Some guy is obviously unable to read further into Public Citizen's documentation of Rao's background and statements.
Some guy is just offering single-statement literary analysis.
Free countries don't have czars.
Nice quip. Is the definition of "free" free to permit radium to be used as an illuminator? Or perhaps "free" means free to permit the Cuyhoga river operate as a burning river? Does it permit Thalidomide to be freely prescribed to calm pregnant women? Does it permit lead paint and asbestos to be used "freely"? Does it permit opiods to be freely prescribed? Does it permit natural gas to choke a big part of Los Angeles?
If this and thousands of other such "freedoms", please give me a czar.
RE: Trump's Pick for 'Regulatory Czar' Ain't Bad
Neomi Rao wants to keep an eye on the regulators.
Oh, goody-goody gumdrops!
That's what America needs.
Another regulator.
Yeah, give us a few more Bernie Madoffs and WorldComs and Enrons and dead miners, dead chemical and industrial workers, millions of drivers, airplane passengers, etc., etc.
More regulators, naw.
Ever wonder why, for example, a larger (by world sales) and more sophisticated industrial power, Germany, doesn't have a problem with much greater regulation than exists here?
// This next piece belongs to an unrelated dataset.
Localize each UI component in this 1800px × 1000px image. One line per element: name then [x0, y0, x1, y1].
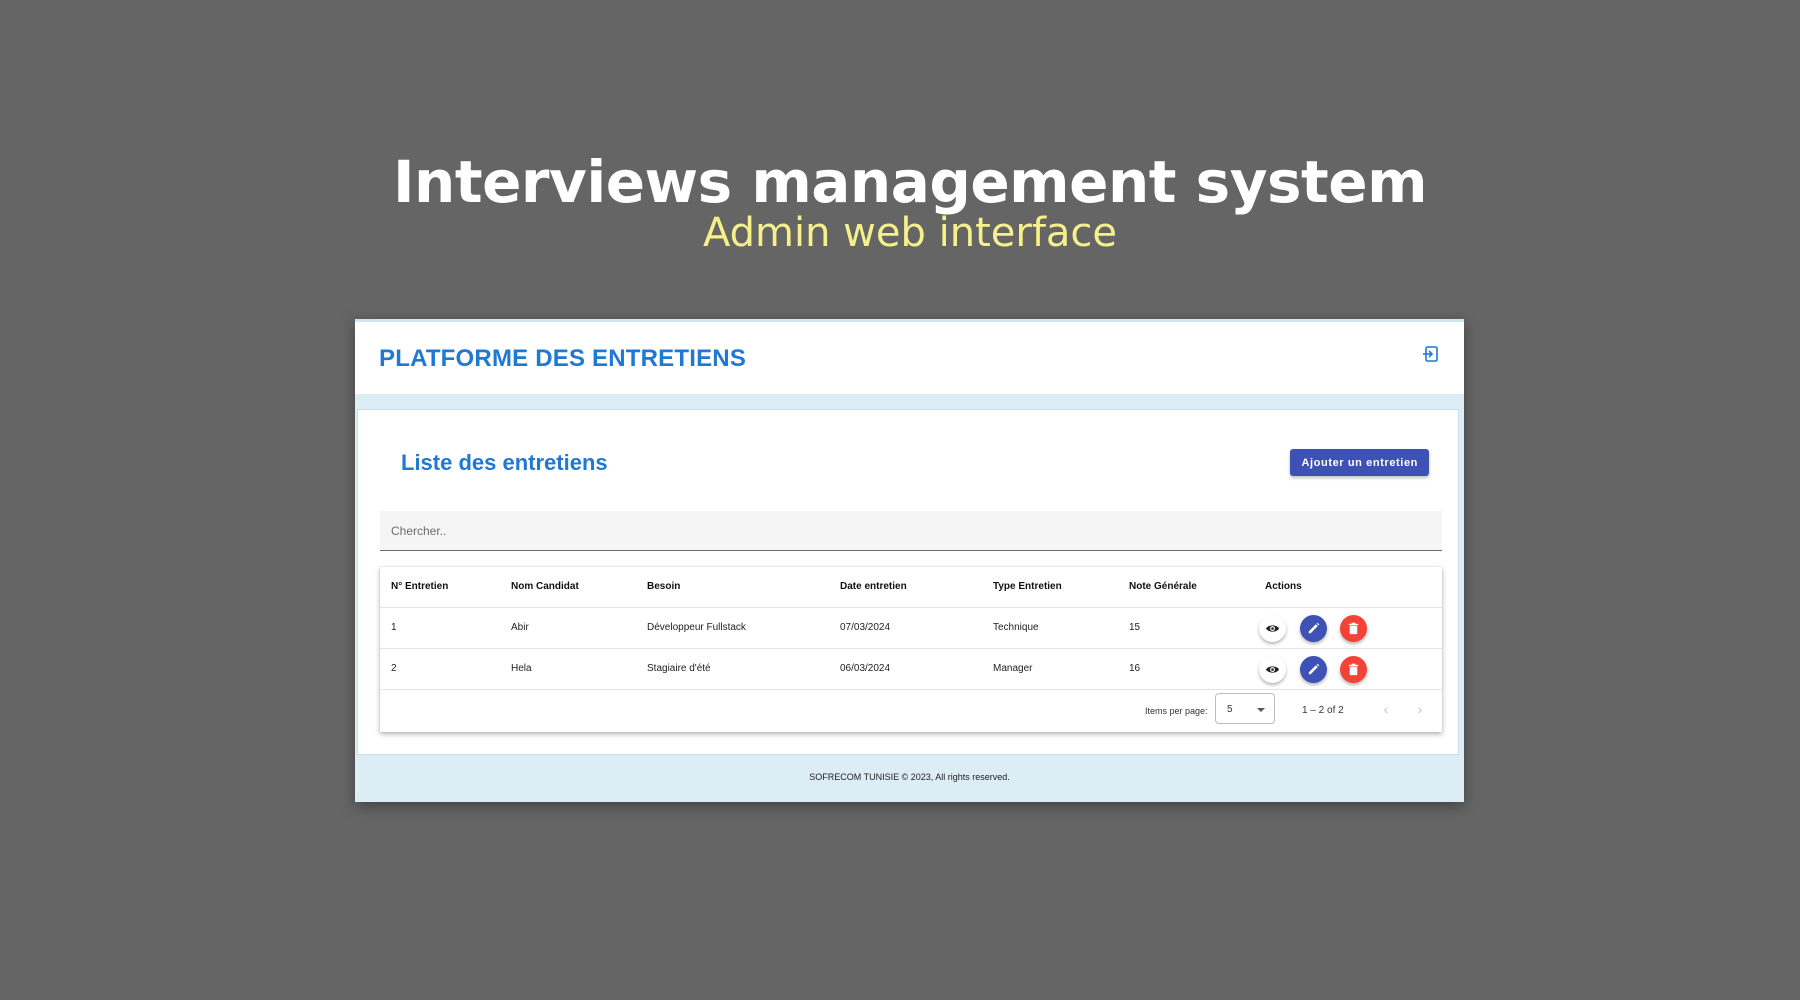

Well, here's why: Being able to produce without wrecking the environment is viewed by German industry as a business opportunity to lead in technology for producing the same good without polluting.
When all these other countries (such as the US and China) start to choke on their industries waste and pollution, German companies will be there to sell them the technology to do so without.
American businesses just whine and want to compete in yesterday's world... or with China.